Deux phases de marché distinctes depuis le début de la guerre
Du côté des actions, l’impact baissier s’est initialement concentré sur les marchés européens. En France, le CAC 40 a perdu jusqu’à 15% entre la veille du conflit (23 février) et son point bas du 7 mars en séance. Le S&P 500 américain n’a quant à lui perdu que 0,6% sur la même période, les marchés américains ayant fait office de refuge pour les investisseurs. En parallèle, jusqu’au 7 mars, les taux se sont repliés sur les segments les plus sûrs du marché obligataire, les investisseurs considérant que le conflit pourrait amener les banques centrales à se montrer plus modérées dans leur resserrement monétaire à venir.
Un tournant a toutefois eu lieu sur les marchés à partir des 7 et 8 mars, avec l’annonce d’un boycott total des hydrocarbures russes de la part des États-Unis. Dès lors, les prix de l’énergie ont bondi, le pétrole revenant momentanément à des niveaux proches de 140 dollars/baril. Les cours des matières premières agricoles ont également connu une nette progression. Ce choc a ravivé le scénario d’une forte inflation et la nécessité, pour les banques centrales, de remonter leurs taux directeurs pour maîtriser la hausse des prix. Aux États-Unis, la Fed a ainsi procédé le 16 mars à sa première hausse de taux depuis décembre 2018.
Depuis le 7 mars, les taux des marchés obligataires ont donc repris le chemin de la hausse. Le taux d’emprunt français à 10 ans dépasse de nouveau 1%, au plus haut depuis quatre ans1, alors qu’il était encore négatif en décembre. Aux États-Unis, le taux à 10 ans s’approche de 2,5%, son plus haut niveau depuis trois ans. L’absence d’une nouvelle escalade de tensions entre la Russie et l’OTAN a permis aux actions de reprendre également le chemin de la hausse : le CAC 40 a ainsi rebondi de plus de 13% depuis son point bas du 7 mars1.

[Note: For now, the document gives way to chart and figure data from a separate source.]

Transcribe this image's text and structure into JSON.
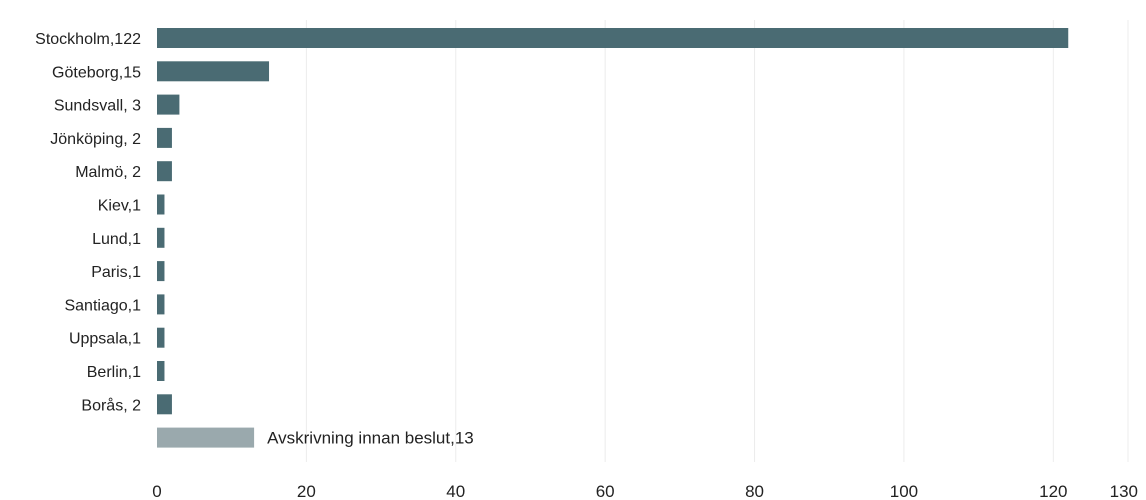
{
  "chart_data": {
    "type": "bar",
    "orientation": "horizontal",
    "categories": [
      "Stockholm,122",
      "Göteborg,15",
      "Sundsvall, 3",
      "Jönköping, 2",
      "Malmö, 2",
      "Kiev,1",
      "Lund,1",
      "Paris,1",
      "Santiago,1",
      "Uppsala,1",
      "Berlin,1",
      "Borås, 2"
    ],
    "values": [
      122,
      15,
      3,
      2,
      2,
      1,
      1,
      1,
      1,
      1,
      1,
      2
    ],
    "bar_color": "#4a6b73",
    "legend": {
      "label": "Avskrivning innan beslut,13",
      "value": 13,
      "color": "#9aa9ad"
    },
    "xlim": [
      0,
      130
    ],
    "xticks": [
      0,
      20,
      40,
      60,
      80,
      100,
      120,
      130
    ],
    "grid": true
  }
}
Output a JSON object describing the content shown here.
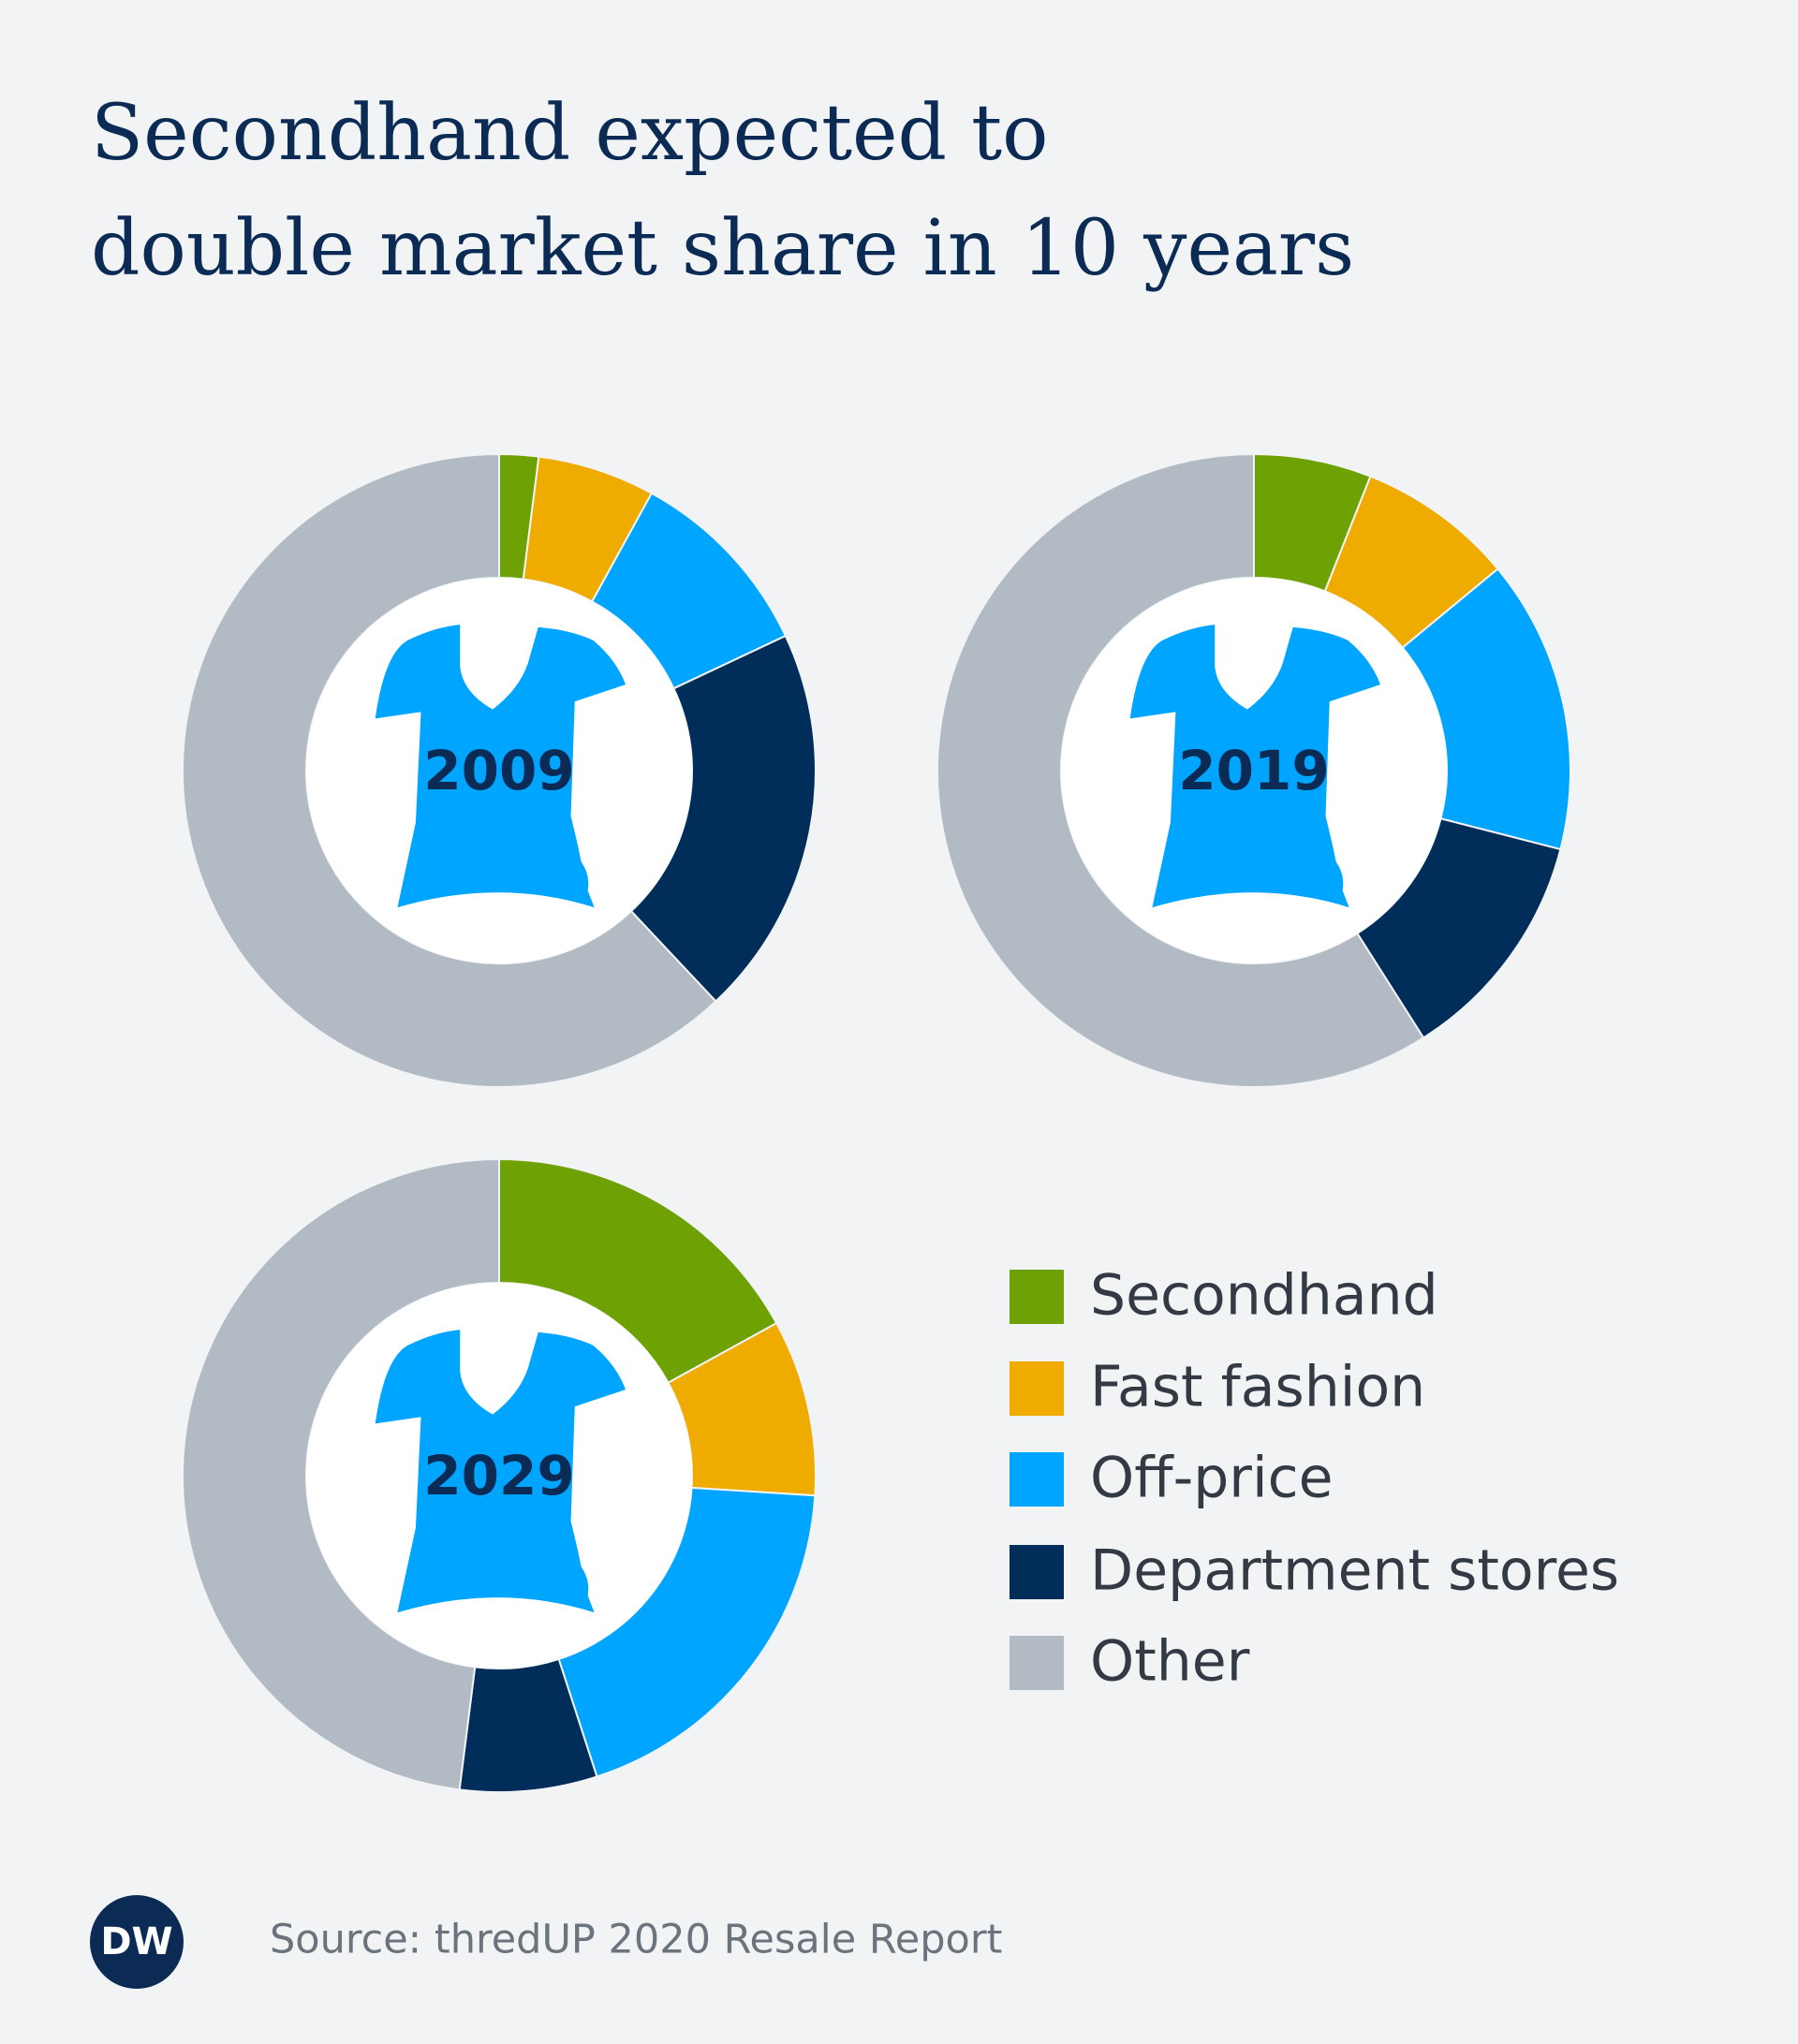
{
  "title_lines": [
    "Secondhand expected to",
    "double market share in 10 years"
  ],
  "legend": {
    "categories": [
      "Secondhand",
      "Fast fashion",
      "Off-price",
      "Department stores",
      "Other"
    ],
    "colors": [
      "#6ea204",
      "#f0ab00",
      "#00a5ff",
      "#002d5a",
      "#b2bbc4"
    ]
  },
  "chart_data": [
    {
      "type": "donut",
      "title": "2009",
      "values": [
        2,
        6,
        10,
        20,
        62
      ]
    },
    {
      "type": "donut",
      "title": "2019",
      "values": [
        6,
        8,
        15,
        12,
        59
      ]
    },
    {
      "type": "donut",
      "title": "2029",
      "values": [
        17,
        9,
        19,
        7,
        48
      ]
    }
  ],
  "source": "Source: thredUP 2020 Resale Report",
  "logo": "DW"
}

Des perspectives focalisées sur l’inflation
À court terme, la situation économique reste incertaine. Outre la gravité de la guerre en elle-même et le risque toujours présent d’une escalade des tensions avec l’OTAN, peu de données permettent jusqu’à présent d’estimer l’impact du conflit sur la croissance européenne. L’économie française était peu exposée au commerce avec l’Ukraine et la Russie, contrairement à l’Allemagne, mais les impacts indirects de la guerre sont notables, notamment via la hausse du coût des matières premières.
L’exécutif européen est mobilisé pour limiter la facture énergétique des ménages et des entreprises, mais les changements structurels envisagés pour réduire la dépendance aux hydrocarbures russes constituent des projets de long terme et ne sauraient répondre dans l’immédiat à une éventuelle rupture des livraisons de gaz en provenance de Russie. À noter toutefois que l’Europe sort de l’hiver et va désormais connaître un fort recul saisonnier de sa demande de gaz et d’électricité, ce qui pourrait permettre d’apaiser les tensions à court terme sur le plan énergétique.
Malgré l’intervention des États pour absorber une partie du choc, l’inflation reste attendue en nette hausse au cours des prochains mois, alors qu’elle se trouve à des niveaux déjà élevés. En février, les prix à la consommation ont progressé de 5,9% sur 12 mois en zone euro et de 7,9% aux États-Unis. L’accélération de l’inflation pousse les banques centrales à agir rapidement : les investisseurs anticipent désormais 8 hausses de taux de la Fed en 2022 (de 0,25% chacune), et 1 à 2 hausses de taux de la BCE. On notera que la BCE se trouve dans une situation particulièrement inconfortable, tiraillée entre deux objectifs diamétralement opposés : d’une part remonter ses taux pour contrer l’inflation, d’autre part rester au chevet des États pour absorber, via son plan de « quantitative easing », une partie de leurs nouvelles dépenses.
Pour les investisseurs à la recherche de placements de trésorerie, on notera que la hausse des taux devrait se traduire par des placement « sans risque » progressivement mieux rémunérés (à l’instar du Livret A pour les particuliers, dont le taux a été revalorisé). Ces rendements resteront très inférieurs à l’inflation cette année, soulignant l’importance, pour les investisseurs, d’allouer, quand ils le peuvent, une partie de leur trésorerie vers des placements de plus long terme, mieux rémunérés.
1 Données à la clôture du 25 mars 2022.